Den Karren weiterziehen
Die Jahre zwischen 1842 und 1845 waren mit intensiver Arbeit ausgefüllt: Lorenzo leitete 20 Exerzitien und 7 Volksmissionen. 1847 war er für sein Apostolat soviel unterwegs, dass er nur 27 Tage im Konvent verbringen konnte. In seinen letzten Lebensjahren litt er an einer schmerzhaften Nervenkrankheit. Angesichts der Flüchtigkeit des Lebens besann er sich auf seine wahren Ziele und bekannte: „Trotz aller Müdigkeit ziehe ich den Karren weiter; das ist das Verdienst des Jesus-Kindes, das mich kräftig unterstützt.“ Im Februar 1854 erlitt er einen Herzanfall, doch bereits im Mai war er in der Lage, am Generalkapitel seiner Kongregation teilzunehmen; er wurde dort ein weiteres Mal zum Provinzialrat ernannt. Am 10. Juni 1855 wurde er in das ein paar Kilometer südlich von Viterbo gelegene Capranica gerufen, um dort Kranke zu segnen und Sakramente zu spenden. Als er sein Kloster verließ, sagte er zum Pförtner: „Ich gehe, aber ich werde nicht zurückkehren; ich werde in Capranica sterben.“ Am Morgen des 12. Juni feierte er die heilige Messe, schrieb ein paar Briefe, machte Krankenbesuche und zog sich dann in sein Zimmer zurück. Als seine Wirtin am Abend von dort merkwürdige Geräusche hörte, betrat sie den Raum: Sie fand ihn lebend, aber in einem beklagenswerten Zustand vor. Der Arzt stellte einen Gehirnschlag fest; Lorenzo empfing die Sterbesakramente und gab am Abend, beinahe ohne Todeskampf, seine Seele an Gott zurück.

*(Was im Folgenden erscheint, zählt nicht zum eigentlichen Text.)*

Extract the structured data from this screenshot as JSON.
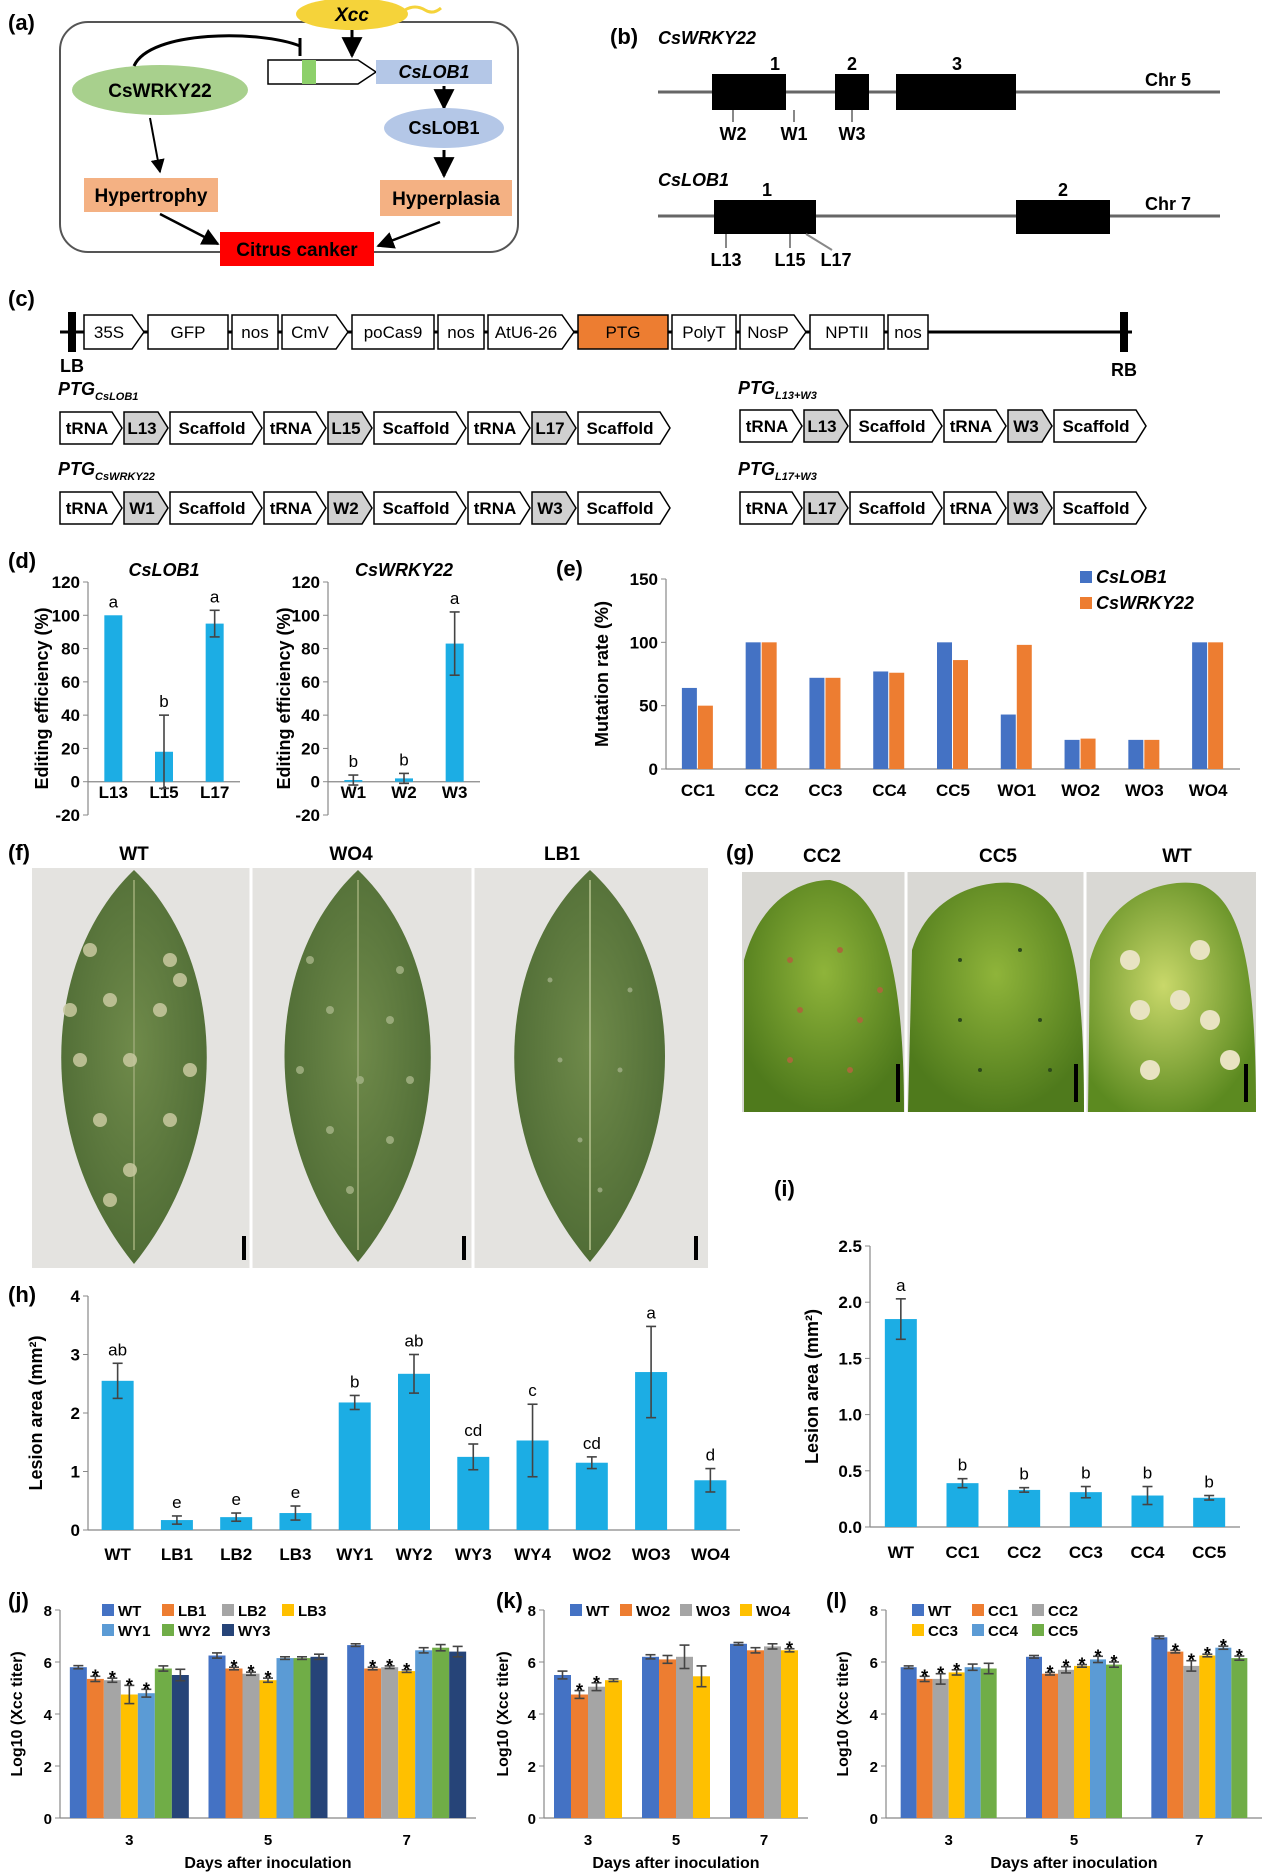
{
  "panels": {
    "a": {
      "label": "(a)",
      "xcc": "Xcc",
      "wrky": "CsWRKY22",
      "lob_gene": "CsLOB1",
      "lob_protein": "CsLOB1",
      "hypertrophy": "Hypertrophy",
      "hyperplasia": "Hyperplasia",
      "canker": "Citrus canker",
      "colors": {
        "xcc": "#f5d33a",
        "wrky": "#a8d08d",
        "lob_gene": "#b4c7e7",
        "lob_protein": "#b4c7e7",
        "box": "#f4b183",
        "canker": "#ff0000"
      }
    },
    "b": {
      "label": "(b)",
      "gene1": {
        "name": "CsWRKY22",
        "chr": "Chr 5",
        "exons": [
          "1",
          "2",
          "3"
        ],
        "sites": [
          "W2",
          "W1",
          "W3"
        ]
      },
      "gene2": {
        "name": "CsLOB1",
        "chr": "Chr 7",
        "exons": [
          "1",
          "2"
        ],
        "sites": [
          "L13",
          "L15",
          "L17"
        ]
      }
    },
    "c": {
      "label": "(c)",
      "vector": [
        "35S",
        "GFP",
        "nos",
        "CmV",
        "poCas9",
        "nos",
        "AtU6-26",
        "PTG",
        "PolyT",
        "NosP",
        "NPTII",
        "nos"
      ],
      "lb": "LB",
      "rb": "RB",
      "ptg_color": "#ed7d31",
      "ptg_sets": [
        {
          "name": "PTG",
          "sub": "CsLOB1",
          "units": [
            "tRNA",
            "L13",
            "Scaffold",
            "tRNA",
            "L15",
            "Scaffold",
            "tRNA",
            "L17",
            "Scaffold"
          ]
        },
        {
          "name": "PTG",
          "sub": "CsWRKY22",
          "units": [
            "tRNA",
            "W1",
            "Scaffold",
            "tRNA",
            "W2",
            "Scaffold",
            "tRNA",
            "W3",
            "Scaffold"
          ]
        },
        {
          "name": "PTG",
          "sub": "L13+W3",
          "units": [
            "tRNA",
            "L13",
            "Scaffold",
            "tRNA",
            "W3",
            "Scaffold"
          ]
        },
        {
          "name": "PTG",
          "sub": "L17+W3",
          "units": [
            "tRNA",
            "L17",
            "Scaffold",
            "tRNA",
            "W3",
            "Scaffold"
          ]
        }
      ]
    },
    "d": {
      "label": "(d)"
    },
    "e": {
      "label": "(e)"
    },
    "f": {
      "label": "(f)",
      "titles": [
        "WT",
        "WO4",
        "LB1"
      ]
    },
    "g": {
      "label": "(g)",
      "titles": [
        "CC2",
        "CC5",
        "WT"
      ]
    },
    "h": {
      "label": "(h)"
    },
    "i": {
      "label": "(i)"
    },
    "j": {
      "label": "(j)"
    },
    "k": {
      "label": "(k)"
    },
    "l": {
      "label": "(l)"
    }
  },
  "chart_data": [
    {
      "id": "d1",
      "type": "bar",
      "title": "CsLOB1",
      "ylabel": "Editing efficiency (%)",
      "ylim": [
        -20,
        120
      ],
      "yticks": [
        -20,
        0,
        20,
        40,
        60,
        80,
        100,
        120
      ],
      "categories": [
        "L13",
        "L15",
        "L17"
      ],
      "values": [
        100,
        18,
        95
      ],
      "errors": [
        0,
        22,
        8
      ],
      "letters": [
        "a",
        "b",
        "a"
      ],
      "color": "#1cade4"
    },
    {
      "id": "d2",
      "type": "bar",
      "title": "CsWRKY22",
      "ylabel": "Editing efficiency (%)",
      "ylim": [
        -20,
        120
      ],
      "yticks": [
        -20,
        0,
        20,
        40,
        60,
        80,
        100,
        120
      ],
      "categories": [
        "W1",
        "W2",
        "W3"
      ],
      "values": [
        1,
        2,
        83
      ],
      "errors": [
        3,
        3,
        19
      ],
      "letters": [
        "b",
        "b",
        "a"
      ],
      "color": "#1cade4"
    },
    {
      "id": "e",
      "type": "bar",
      "ylabel": "Mutation rate (%)",
      "ylim": [
        0,
        150
      ],
      "yticks": [
        0,
        50,
        100,
        150
      ],
      "categories": [
        "CC1",
        "CC2",
        "CC3",
        "CC4",
        "CC5",
        "WO1",
        "WO2",
        "WO3",
        "WO4"
      ],
      "series": [
        {
          "name": "CsLOB1",
          "color": "#4472c4",
          "values": [
            64,
            100,
            72,
            77,
            100,
            43,
            23,
            23,
            100
          ]
        },
        {
          "name": "CsWRKY22",
          "color": "#ed7d31",
          "values": [
            50,
            100,
            72,
            76,
            86,
            98,
            24,
            23,
            100
          ]
        }
      ]
    },
    {
      "id": "h",
      "type": "bar",
      "ylabel": "Lesion area (mm²)",
      "ylim": [
        0,
        4
      ],
      "yticks": [
        0,
        1,
        2,
        3,
        4
      ],
      "categories": [
        "WT",
        "LB1",
        "LB2",
        "LB3",
        "WY1",
        "WY2",
        "WY3",
        "WY4",
        "WO2",
        "WO3",
        "WO4"
      ],
      "values": [
        2.55,
        0.17,
        0.22,
        0.29,
        2.18,
        2.67,
        1.25,
        1.53,
        1.15,
        2.7,
        0.85
      ],
      "errors": [
        0.3,
        0.07,
        0.07,
        0.12,
        0.12,
        0.33,
        0.22,
        0.62,
        0.1,
        0.78,
        0.2
      ],
      "letters": [
        "ab",
        "e",
        "e",
        "e",
        "b",
        "ab",
        "cd",
        "c",
        "cd",
        "a",
        "d"
      ],
      "color": "#1cade4"
    },
    {
      "id": "i",
      "type": "bar",
      "ylabel": "Lesion area (mm²)",
      "ylim": [
        0,
        2.5
      ],
      "yticks": [
        0.0,
        0.5,
        1.0,
        1.5,
        2.0,
        2.5
      ],
      "categories": [
        "WT",
        "CC1",
        "CC2",
        "CC3",
        "CC4",
        "CC5"
      ],
      "values": [
        1.85,
        0.39,
        0.33,
        0.31,
        0.28,
        0.26
      ],
      "errors": [
        0.18,
        0.04,
        0.02,
        0.05,
        0.08,
        0.02
      ],
      "letters": [
        "a",
        "b",
        "b",
        "b",
        "b",
        "b"
      ],
      "color": "#1cade4"
    },
    {
      "id": "j",
      "type": "bar",
      "ylabel": "Log10 (Xcc titer)",
      "xlabel": "Days after inoculation",
      "ylim": [
        0,
        8
      ],
      "yticks": [
        0,
        2,
        4,
        6,
        8
      ],
      "categories": [
        "3",
        "5",
        "7"
      ],
      "series": [
        {
          "name": "WT",
          "color": "#4472c4",
          "values": [
            5.8,
            6.25,
            6.65
          ],
          "errors": [
            0.06,
            0.1,
            0.05
          ],
          "star": [
            false,
            false,
            false
          ]
        },
        {
          "name": "LB1",
          "color": "#ed7d31",
          "values": [
            5.35,
            5.75,
            5.75
          ],
          "errors": [
            0.1,
            0.05,
            0.05
          ],
          "star": [
            true,
            true,
            true
          ]
        },
        {
          "name": "LB2",
          "color": "#a5a5a5",
          "values": [
            5.3,
            5.55,
            5.8
          ],
          "errors": [
            0.08,
            0.06,
            0.05
          ],
          "star": [
            true,
            true,
            true
          ]
        },
        {
          "name": "LB3",
          "color": "#ffc000",
          "values": [
            4.75,
            5.3,
            5.65
          ],
          "errors": [
            0.35,
            0.08,
            0.05
          ],
          "star": [
            true,
            true,
            true
          ]
        },
        {
          "name": "WY1",
          "color": "#5b9bd5",
          "values": [
            4.8,
            6.15,
            6.45
          ],
          "errors": [
            0.15,
            0.05,
            0.1
          ],
          "star": [
            true,
            false,
            false
          ]
        },
        {
          "name": "WY2",
          "color": "#70ad47",
          "values": [
            5.75,
            6.15,
            6.55
          ],
          "errors": [
            0.1,
            0.05,
            0.12
          ],
          "star": [
            false,
            false,
            false
          ]
        },
        {
          "name": "WY3",
          "color": "#264478",
          "values": [
            5.5,
            6.2,
            6.4
          ],
          "errors": [
            0.22,
            0.1,
            0.2
          ],
          "star": [
            false,
            false,
            false
          ]
        }
      ]
    },
    {
      "id": "k",
      "type": "bar",
      "ylabel": "Log10 (Xcc titer)",
      "xlabel": "Days after inoculation",
      "ylim": [
        0,
        8
      ],
      "yticks": [
        0,
        2,
        4,
        6,
        8
      ],
      "categories": [
        "3",
        "5",
        "7"
      ],
      "series": [
        {
          "name": "WT",
          "color": "#4472c4",
          "values": [
            5.5,
            6.2,
            6.7
          ],
          "errors": [
            0.15,
            0.08,
            0.05
          ],
          "star": [
            false,
            false,
            false
          ]
        },
        {
          "name": "WO2",
          "color": "#ed7d31",
          "values": [
            4.75,
            6.1,
            6.45
          ],
          "errors": [
            0.15,
            0.15,
            0.1
          ],
          "star": [
            true,
            false,
            false
          ]
        },
        {
          "name": "WO3",
          "color": "#a5a5a5",
          "values": [
            5.05,
            6.2,
            6.6
          ],
          "errors": [
            0.15,
            0.45,
            0.1
          ],
          "star": [
            true,
            false,
            false
          ]
        },
        {
          "name": "WO4",
          "color": "#ffc000",
          "values": [
            5.3,
            5.45,
            6.45
          ],
          "errors": [
            0.05,
            0.4,
            0.06
          ],
          "star": [
            false,
            false,
            true
          ]
        }
      ]
    },
    {
      "id": "l",
      "type": "bar",
      "ylabel": "Log10 (Xcc titer)",
      "xlabel": "Days after inoculation",
      "ylim": [
        0,
        8
      ],
      "yticks": [
        0,
        2,
        4,
        6,
        8
      ],
      "categories": [
        "3",
        "5",
        "7"
      ],
      "series": [
        {
          "name": "WT",
          "color": "#4472c4",
          "values": [
            5.8,
            6.2,
            6.95
          ],
          "errors": [
            0.05,
            0.05,
            0.05
          ],
          "star": [
            false,
            false,
            false
          ]
        },
        {
          "name": "CC1",
          "color": "#ed7d31",
          "values": [
            5.35,
            5.55,
            6.4
          ],
          "errors": [
            0.1,
            0.05,
            0.05
          ],
          "star": [
            true,
            true,
            true
          ]
        },
        {
          "name": "CC2",
          "color": "#a5a5a5",
          "values": [
            5.35,
            5.7,
            5.85
          ],
          "errors": [
            0.2,
            0.12,
            0.2
          ],
          "star": [
            true,
            true,
            true
          ]
        },
        {
          "name": "CC3",
          "color": "#ffc000",
          "values": [
            5.6,
            5.85,
            6.25
          ],
          "errors": [
            0.1,
            0.05,
            0.05
          ],
          "star": [
            true,
            true,
            true
          ]
        },
        {
          "name": "CC4",
          "color": "#5b9bd5",
          "values": [
            5.8,
            6.1,
            6.55
          ],
          "errors": [
            0.12,
            0.12,
            0.06
          ],
          "star": [
            false,
            true,
            true
          ]
        },
        {
          "name": "CC5",
          "color": "#70ad47",
          "values": [
            5.75,
            5.9,
            6.15
          ],
          "errors": [
            0.2,
            0.1,
            0.08
          ],
          "star": [
            false,
            true,
            true
          ]
        }
      ]
    }
  ]
}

„Lorenzo Salvi kämpfte den guten Kampf des Glaubens im Geiste seiner religiösen Kongregation und arbeitete intensiv: beim Predigen von Volksmissionen, bei Exerzitien, im Beichtdienst. Allen, denen er nahekam, versuchte er, die Liebe zum armen, demütigen Christus zu vermitteln, indem er für die Verehrung des Jesus-Kindes und der Passion des Herrn warb – Zeiten, in denen die Demut und die Milde des Erlösers am deutlichsten offenbar werden. Überzeugt von der unendlichen Barmherzigkeit des Herzens Christi, wurde er nicht müde, die Menschen zum Vertrauen zu ermuntern, nach dem Vorbild des kleinen Kindes, das sich voll und ganz den starken und liebenden Armen seines Vaters anvertraut“ (Hl. Johannes-Paul II., Seligsprechungspredigt). Möge das Jesus-Kind auch die Freude und große Liebe unserer Herzen werden!